A legislação brasileira prevê uma ampliação gradual do período de licença-paternidade nos próximos anos.

13/08/2026 - 15h39min

Reprodução
Licença-paternidade garante ao trabalhador um período de afastamento após o nascimento ou adoção de um filho.

A licença-paternidade permite que o trabalhador se afaste das atividades profissionais após o nascimento ou a adoção de um filho, sem perder o emprego e a remuneração durante o período previsto em lei.

Até então, a regra geral era de cinco dias consecutivos. Empresas participantes do Programa Empresa Cidadã podem conceder mais 15 dias, totalizando 20 dias, desde que sejam cumpridas as condições do programa.

O que muda com a nova lei?

A Lei nº 15.371, de 31 de março de 2026, estabeleceu uma ampliação gradual da licença-paternidade. O período será aumentado progressivamente até chegar a 20 dias.

A mudança não acontece de uma só vez. O novo período será implementado em etapas, o que significa que a duração da licença depende do ano em que o direito for exercido.

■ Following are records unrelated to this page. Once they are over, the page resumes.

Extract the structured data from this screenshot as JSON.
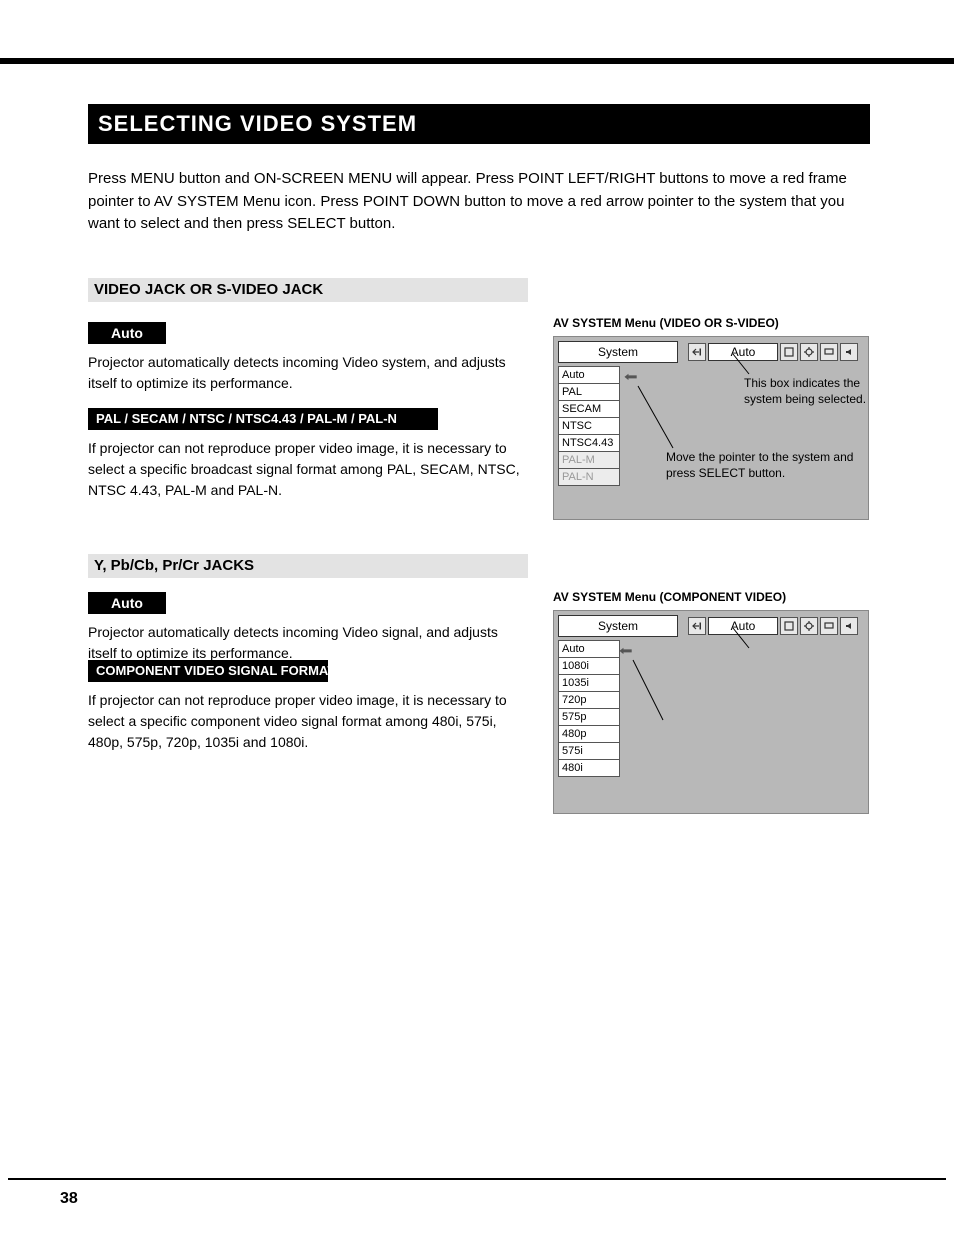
{
  "title": "SELECTING VIDEO SYSTEM",
  "intro": "Press MENU button and ON-SCREEN MENU will appear. Press POINT LEFT/RIGHT buttons to move a red frame pointer to AV SYSTEM Menu icon.  Press POINT DOWN button to move a red arrow pointer to the system that you want to select and then press SELECT button.",
  "section1": {
    "heading": "VIDEO JACK OR S-VIDEO JACK",
    "auto_label": "Auto",
    "auto_text": "Projector automatically detects incoming Video system, and adjusts itself to optimize its performance.",
    "systems_bar": "PAL / SECAM / NTSC / NTSC4.43 / PAL-M / PAL-N",
    "systems_text": "If projector can not reproduce proper video image, it is necessary to select a specific broadcast signal format among PAL, SECAM, NTSC, NTSC 4.43, PAL-M and PAL-N."
  },
  "section2": {
    "heading": "Y, Pb/Cb, Pr/Cr JACKS",
    "auto_label": "Auto",
    "auto_text": "Projector automatically detects incoming Video signal, and adjusts itself to optimize its performance.",
    "systems_bar": "COMPONENT VIDEO SIGNAL FORMAT",
    "systems_text": "If projector can not reproduce proper video image, it is necessary to select a specific component video signal format among 480i, 575i, 480p, 575p, 720p, 1035i and 1080i."
  },
  "panel1": {
    "system_label": "System",
    "selected": "Auto",
    "items": [
      {
        "label": "Auto",
        "disabled": false
      },
      {
        "label": "PAL",
        "disabled": false
      },
      {
        "label": "SECAM",
        "disabled": false
      },
      {
        "label": "NTSC",
        "disabled": false
      },
      {
        "label": "NTSC4.43",
        "disabled": false
      },
      {
        "label": "PAL-M",
        "disabled": true
      },
      {
        "label": "PAL-N",
        "disabled": true
      }
    ],
    "anno_top": "AV SYSTEM Menu (VIDEO OR S-VIDEO)",
    "anno_sel": "This box indicates the system being selected.",
    "anno_ptr": "Move the pointer to the system and press SELECT button."
  },
  "panel2": {
    "system_label": "System",
    "selected": "Auto",
    "items": [
      {
        "label": "Auto",
        "disabled": false
      },
      {
        "label": "1080i",
        "disabled": false
      },
      {
        "label": "1035i",
        "disabled": false
      },
      {
        "label": "720p",
        "disabled": false
      },
      {
        "label": "575p",
        "disabled": false
      },
      {
        "label": "480p",
        "disabled": false
      },
      {
        "label": "575i",
        "disabled": false
      },
      {
        "label": "480i",
        "disabled": false
      }
    ],
    "anno_top": "AV SYSTEM Menu (COMPONENT VIDEO)"
  },
  "page_number": "38"
}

A medida também contempla situações de adoção e guarda judicial para fins de adoção, além do nascimento de filhos.

Por que a licença existe?

A licença-paternidade busca garantir ao pai um período de afastamento do trabalho para acompanhar os primeiros dias após a chegada do filho e participar dos cuidados familiares.

Além do período previsto na legislação, algumas empresas e órgãos públicos podem oferecer condições diferentes por meio de regras próprias ou benefícios adicionais.